Senin, 11 November 2013

Dibawah Langit



Bagi saya,
perjalanan ini bukan hanya tentang bagaimana menyusun langkah untuk mencipta skala lebih tinggi,
bukan hanya tentang bagaimana mengatur nafas untuk seimbangkan detak jantung,
bukan hanya tentang mengumpulkan tekad untuk mampu mencapai tumpu yang menjadi sasaran.
saya percaya Tuhan memiliki media hebat untuk menyampaikan pesan melalui perjalanan kami.
'pendakian ini'. untuk menjadi sesuatu yang lebih sempurna dari langkah, dari nafas, ataupun tekad, semua menyatu dalam Alam. 'Tuhan Maha Sempurna.'



dan sampai di tanggal 8 November dalam pagi, dan dalam dingin. masih ada semangat menjejal untuk menikmati bagaimana syaraf-syaraf motorik manusia memperlakukan pijakan di atas bumi, mengayunkan langkah per satu detik menjadi jarak ribuan meter demi satu hal yang disebut pencapaian. mengumpulkan semangat untuk satu teriakan 'saya mampu,...!' dan menjadikan satu anggukan mutlak 'saya memang mampu!' Lucu memang, suatu hal yang sederhana ini menjadi bagian dari hal hebat untuk penyelarasan hati dan pikiran, khususnya untuk saya saat itu, seperti saya berada ditengah jembatan penghubung naluri dan rasionalitas akal pikiran. dan kami benar-benar melakukannya.  kami telah membagi kepedulian melalui solidaritas dengan nyata, kami telah membagi nafas melalui kesatuan saling peduli, kami membagi jabat erat untuk satuan nafas lelah yang kami nikmati bersama.kami telah membagi langkah melalui ulur tangan pendakian, mencipta nafas yang jauh lebih berarti untuk dirasakan dipuncak pencapaian. dalam satu perjalanan ini kami telah banyak mengerti apa itu hidup dan penghidupan. Bukankah itu istimewa? sesuatu yang hebat memang tidak harus selalu mewah. sesuatu yang berharga tidak harus selalu dibayar mahal. 'seperti kali ini'. bukan seberapa lama kamu bisa mencapai puncaknya, dan bukan seberapa sering kamu melakukannya, tapi bagaimana kamu memaknainya. mengarahkan sudut pandang menjadi hal yang jauh lebih sempurna dari pendakian.

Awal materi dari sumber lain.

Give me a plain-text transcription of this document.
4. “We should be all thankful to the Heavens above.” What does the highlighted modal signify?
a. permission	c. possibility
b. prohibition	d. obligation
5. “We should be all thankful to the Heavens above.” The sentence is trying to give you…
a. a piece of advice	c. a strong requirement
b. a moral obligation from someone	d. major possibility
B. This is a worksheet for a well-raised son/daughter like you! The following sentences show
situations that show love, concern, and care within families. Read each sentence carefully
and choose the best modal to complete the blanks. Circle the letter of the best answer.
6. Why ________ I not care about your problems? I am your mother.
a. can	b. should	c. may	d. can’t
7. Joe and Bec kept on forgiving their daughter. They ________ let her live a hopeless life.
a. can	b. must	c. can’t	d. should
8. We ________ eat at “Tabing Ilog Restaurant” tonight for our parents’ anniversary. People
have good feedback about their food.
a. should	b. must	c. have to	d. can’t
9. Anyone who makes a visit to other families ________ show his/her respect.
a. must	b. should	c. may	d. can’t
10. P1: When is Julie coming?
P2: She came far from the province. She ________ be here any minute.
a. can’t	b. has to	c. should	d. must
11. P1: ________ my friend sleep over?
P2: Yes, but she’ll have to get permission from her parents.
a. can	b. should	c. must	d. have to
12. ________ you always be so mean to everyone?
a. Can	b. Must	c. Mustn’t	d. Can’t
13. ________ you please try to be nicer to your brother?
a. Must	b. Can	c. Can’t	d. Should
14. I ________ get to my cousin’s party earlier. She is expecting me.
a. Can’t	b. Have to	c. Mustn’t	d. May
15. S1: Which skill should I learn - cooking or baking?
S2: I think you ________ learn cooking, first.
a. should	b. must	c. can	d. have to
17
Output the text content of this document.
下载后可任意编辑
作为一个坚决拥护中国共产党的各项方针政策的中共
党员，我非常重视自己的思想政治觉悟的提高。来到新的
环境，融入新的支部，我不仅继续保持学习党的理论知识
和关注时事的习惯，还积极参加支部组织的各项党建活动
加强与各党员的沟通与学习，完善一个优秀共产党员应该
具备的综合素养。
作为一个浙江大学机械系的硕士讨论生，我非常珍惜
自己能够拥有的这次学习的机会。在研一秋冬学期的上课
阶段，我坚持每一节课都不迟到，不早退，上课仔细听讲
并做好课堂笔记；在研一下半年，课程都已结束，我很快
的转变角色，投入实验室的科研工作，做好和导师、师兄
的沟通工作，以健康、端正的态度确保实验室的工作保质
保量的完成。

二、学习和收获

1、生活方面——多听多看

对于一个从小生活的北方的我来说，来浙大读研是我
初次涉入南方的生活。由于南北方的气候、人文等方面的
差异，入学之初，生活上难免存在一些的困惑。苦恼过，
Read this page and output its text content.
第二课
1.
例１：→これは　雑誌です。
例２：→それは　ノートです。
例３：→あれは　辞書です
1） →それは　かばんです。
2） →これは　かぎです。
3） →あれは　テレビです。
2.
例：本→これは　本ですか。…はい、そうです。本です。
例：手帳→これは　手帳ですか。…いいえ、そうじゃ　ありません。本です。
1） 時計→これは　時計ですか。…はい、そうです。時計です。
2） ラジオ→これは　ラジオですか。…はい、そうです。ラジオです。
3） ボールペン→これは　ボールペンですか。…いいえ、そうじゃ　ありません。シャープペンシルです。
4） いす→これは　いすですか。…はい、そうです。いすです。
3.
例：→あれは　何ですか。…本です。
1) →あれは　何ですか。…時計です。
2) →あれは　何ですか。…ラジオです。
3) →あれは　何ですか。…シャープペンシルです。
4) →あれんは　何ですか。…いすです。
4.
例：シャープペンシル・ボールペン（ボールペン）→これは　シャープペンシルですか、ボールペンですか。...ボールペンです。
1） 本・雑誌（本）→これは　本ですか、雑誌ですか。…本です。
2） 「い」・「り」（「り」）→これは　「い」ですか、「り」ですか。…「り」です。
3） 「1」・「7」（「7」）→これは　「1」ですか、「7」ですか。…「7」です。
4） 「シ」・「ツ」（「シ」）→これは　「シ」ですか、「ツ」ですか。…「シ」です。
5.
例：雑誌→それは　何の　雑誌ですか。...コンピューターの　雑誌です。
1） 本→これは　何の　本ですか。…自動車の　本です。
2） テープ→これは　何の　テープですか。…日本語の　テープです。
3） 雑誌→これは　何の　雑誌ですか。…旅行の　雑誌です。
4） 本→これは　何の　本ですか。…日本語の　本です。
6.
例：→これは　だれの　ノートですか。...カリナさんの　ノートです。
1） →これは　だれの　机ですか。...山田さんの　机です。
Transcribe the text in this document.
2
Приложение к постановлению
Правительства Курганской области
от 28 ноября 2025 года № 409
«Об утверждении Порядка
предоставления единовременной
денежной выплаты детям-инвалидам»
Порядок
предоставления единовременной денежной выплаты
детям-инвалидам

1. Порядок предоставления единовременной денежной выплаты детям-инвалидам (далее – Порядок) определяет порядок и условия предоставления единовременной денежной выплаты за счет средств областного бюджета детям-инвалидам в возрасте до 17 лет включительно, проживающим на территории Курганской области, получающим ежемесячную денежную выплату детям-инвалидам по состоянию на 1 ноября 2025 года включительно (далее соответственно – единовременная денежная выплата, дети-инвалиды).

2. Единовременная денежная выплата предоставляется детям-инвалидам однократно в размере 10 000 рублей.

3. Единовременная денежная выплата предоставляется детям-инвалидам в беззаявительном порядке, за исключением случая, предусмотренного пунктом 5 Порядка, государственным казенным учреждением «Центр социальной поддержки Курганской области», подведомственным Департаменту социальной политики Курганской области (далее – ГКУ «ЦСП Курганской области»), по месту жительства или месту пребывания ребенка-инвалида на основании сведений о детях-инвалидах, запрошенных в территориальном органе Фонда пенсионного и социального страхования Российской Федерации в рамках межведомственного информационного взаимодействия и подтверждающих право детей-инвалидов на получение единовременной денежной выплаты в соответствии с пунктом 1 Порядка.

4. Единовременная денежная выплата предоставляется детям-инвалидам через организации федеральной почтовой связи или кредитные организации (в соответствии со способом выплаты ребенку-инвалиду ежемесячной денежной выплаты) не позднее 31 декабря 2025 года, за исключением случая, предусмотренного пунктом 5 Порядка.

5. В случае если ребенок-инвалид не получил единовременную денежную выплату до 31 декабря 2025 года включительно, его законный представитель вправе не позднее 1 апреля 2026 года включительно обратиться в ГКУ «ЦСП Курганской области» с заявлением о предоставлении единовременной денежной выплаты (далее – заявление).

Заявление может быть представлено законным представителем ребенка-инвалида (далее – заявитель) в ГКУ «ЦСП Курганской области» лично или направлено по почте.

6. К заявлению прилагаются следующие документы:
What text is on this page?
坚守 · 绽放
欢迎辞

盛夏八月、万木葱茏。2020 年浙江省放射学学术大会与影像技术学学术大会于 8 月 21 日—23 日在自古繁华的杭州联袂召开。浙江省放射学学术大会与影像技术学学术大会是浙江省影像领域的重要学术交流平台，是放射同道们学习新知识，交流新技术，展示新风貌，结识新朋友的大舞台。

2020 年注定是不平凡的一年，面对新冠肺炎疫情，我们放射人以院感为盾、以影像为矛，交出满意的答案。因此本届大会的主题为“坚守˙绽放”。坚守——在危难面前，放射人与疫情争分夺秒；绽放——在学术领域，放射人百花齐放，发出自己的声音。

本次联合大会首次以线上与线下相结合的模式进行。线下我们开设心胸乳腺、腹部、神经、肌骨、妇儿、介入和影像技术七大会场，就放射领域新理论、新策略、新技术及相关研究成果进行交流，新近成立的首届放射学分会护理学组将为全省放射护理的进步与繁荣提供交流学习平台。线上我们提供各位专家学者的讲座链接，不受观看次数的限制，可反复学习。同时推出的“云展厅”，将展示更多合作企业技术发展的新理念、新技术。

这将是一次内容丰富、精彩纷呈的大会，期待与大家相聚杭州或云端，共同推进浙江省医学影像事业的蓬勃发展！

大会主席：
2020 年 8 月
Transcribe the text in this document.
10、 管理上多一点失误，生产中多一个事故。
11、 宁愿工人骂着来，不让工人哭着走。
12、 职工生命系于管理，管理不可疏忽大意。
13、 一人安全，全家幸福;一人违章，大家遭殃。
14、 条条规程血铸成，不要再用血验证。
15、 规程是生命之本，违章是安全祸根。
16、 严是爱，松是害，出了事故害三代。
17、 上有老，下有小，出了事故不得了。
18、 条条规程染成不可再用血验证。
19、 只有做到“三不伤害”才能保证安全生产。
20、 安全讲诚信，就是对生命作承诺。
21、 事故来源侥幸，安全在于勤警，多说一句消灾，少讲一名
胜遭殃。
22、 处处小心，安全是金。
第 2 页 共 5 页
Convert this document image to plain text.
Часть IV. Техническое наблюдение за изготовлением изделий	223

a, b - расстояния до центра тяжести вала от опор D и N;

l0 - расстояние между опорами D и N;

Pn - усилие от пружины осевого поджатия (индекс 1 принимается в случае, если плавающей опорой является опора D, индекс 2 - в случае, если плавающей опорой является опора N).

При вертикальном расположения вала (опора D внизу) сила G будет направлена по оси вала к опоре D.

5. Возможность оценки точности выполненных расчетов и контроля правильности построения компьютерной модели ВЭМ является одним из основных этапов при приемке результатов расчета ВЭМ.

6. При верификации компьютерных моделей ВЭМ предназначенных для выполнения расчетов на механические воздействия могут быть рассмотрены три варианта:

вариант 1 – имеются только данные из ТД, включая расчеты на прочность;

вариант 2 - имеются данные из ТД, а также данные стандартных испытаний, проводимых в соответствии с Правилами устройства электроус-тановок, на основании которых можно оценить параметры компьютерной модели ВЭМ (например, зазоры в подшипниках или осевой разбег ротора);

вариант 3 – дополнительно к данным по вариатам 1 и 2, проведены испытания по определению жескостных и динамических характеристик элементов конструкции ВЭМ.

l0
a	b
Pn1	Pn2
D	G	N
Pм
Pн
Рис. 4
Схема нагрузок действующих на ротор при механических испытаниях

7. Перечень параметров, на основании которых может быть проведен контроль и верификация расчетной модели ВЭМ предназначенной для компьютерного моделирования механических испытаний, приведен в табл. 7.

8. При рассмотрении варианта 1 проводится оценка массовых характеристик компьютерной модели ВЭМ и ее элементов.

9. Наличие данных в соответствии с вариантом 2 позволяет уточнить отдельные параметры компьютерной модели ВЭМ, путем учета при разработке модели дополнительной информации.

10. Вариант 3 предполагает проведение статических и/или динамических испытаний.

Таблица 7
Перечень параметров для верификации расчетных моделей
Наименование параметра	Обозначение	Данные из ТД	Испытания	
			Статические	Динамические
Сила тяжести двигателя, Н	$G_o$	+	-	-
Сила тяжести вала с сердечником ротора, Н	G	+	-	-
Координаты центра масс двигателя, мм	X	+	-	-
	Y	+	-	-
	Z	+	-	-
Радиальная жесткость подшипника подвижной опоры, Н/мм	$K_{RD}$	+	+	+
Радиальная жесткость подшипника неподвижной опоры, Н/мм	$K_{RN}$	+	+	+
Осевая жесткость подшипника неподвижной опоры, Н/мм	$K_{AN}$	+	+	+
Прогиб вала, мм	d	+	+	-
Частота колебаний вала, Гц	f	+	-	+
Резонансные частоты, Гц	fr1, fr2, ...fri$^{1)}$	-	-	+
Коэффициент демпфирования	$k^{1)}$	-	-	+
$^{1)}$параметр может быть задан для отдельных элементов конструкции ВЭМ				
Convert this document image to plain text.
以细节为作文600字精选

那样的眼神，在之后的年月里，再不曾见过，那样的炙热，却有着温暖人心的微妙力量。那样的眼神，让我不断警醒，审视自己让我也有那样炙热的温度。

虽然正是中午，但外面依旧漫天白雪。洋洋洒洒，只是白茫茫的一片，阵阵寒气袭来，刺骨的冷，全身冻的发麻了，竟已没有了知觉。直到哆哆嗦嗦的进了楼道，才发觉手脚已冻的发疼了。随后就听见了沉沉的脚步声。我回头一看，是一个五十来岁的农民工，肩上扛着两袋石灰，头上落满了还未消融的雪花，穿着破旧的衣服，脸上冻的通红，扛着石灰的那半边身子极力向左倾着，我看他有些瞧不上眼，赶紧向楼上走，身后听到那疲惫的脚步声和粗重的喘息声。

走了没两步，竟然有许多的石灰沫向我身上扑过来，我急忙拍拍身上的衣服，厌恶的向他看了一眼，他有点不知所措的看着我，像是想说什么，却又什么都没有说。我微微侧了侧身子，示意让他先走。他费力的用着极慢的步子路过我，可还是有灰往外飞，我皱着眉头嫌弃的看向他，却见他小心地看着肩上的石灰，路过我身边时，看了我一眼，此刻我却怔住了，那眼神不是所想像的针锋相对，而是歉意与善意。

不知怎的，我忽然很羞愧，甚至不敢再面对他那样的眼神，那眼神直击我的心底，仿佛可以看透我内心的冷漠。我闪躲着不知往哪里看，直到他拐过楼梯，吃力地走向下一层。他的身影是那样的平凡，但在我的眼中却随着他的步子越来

Menyaksikan bagaimana bahagia menari dalam variasinya, semesta tiba-tiba seperti berkomunikasi, langit kami berekspresi disana, memberikan karakternya yang kuat menyampai makna.seakan mengajak bicara apapun dan siapapun yang hendak menyapanya,.mengajarkan kami tentang arti mimpi yang tidak hanya bisa ditemui di atas tempat tidur. tentang mimpi yang punya jiwa dan mampu menjelma nyata. tentang angan-angan, tentang khayalan, tentang penjiwaan, tentang kesatuan.
iya! kesatuan kami. segalanya menjadi begitu rasional. semesta menjadi layar penghidupan dan manusia adalah penggal cerita yang membuat layar menjadi begitu sarat makna. menata lintasan keinginan sebagai sesuatu yang menyenangkan bahkan sekalipun masih berada dalam prosesnya.


Ada satu hal yang dapat saya simpulkan, puncak tidak akan tercapai tanpa langkah pertama dikaki gunung paling dasar, ketinggian juga ada karena pijakan yang lebih rendah pada langkah sebelumnya, menuju puncak adalah berarti beranjak dari medan yang luas menuju medan yang lebih kecil, tapi pandangan akan jauh lebih meluas saat kami berada di puncak.

 'sebab naik itu menuju arah 'tinggi' maka kamu ada pada "keharusan" lebih luas dan lebih banyak menatap kebawah untuk mencapai hal yang disebut peningkatan.'

filosofi mutlak untuk kehidupan. Terima kasih. Puncak Gede.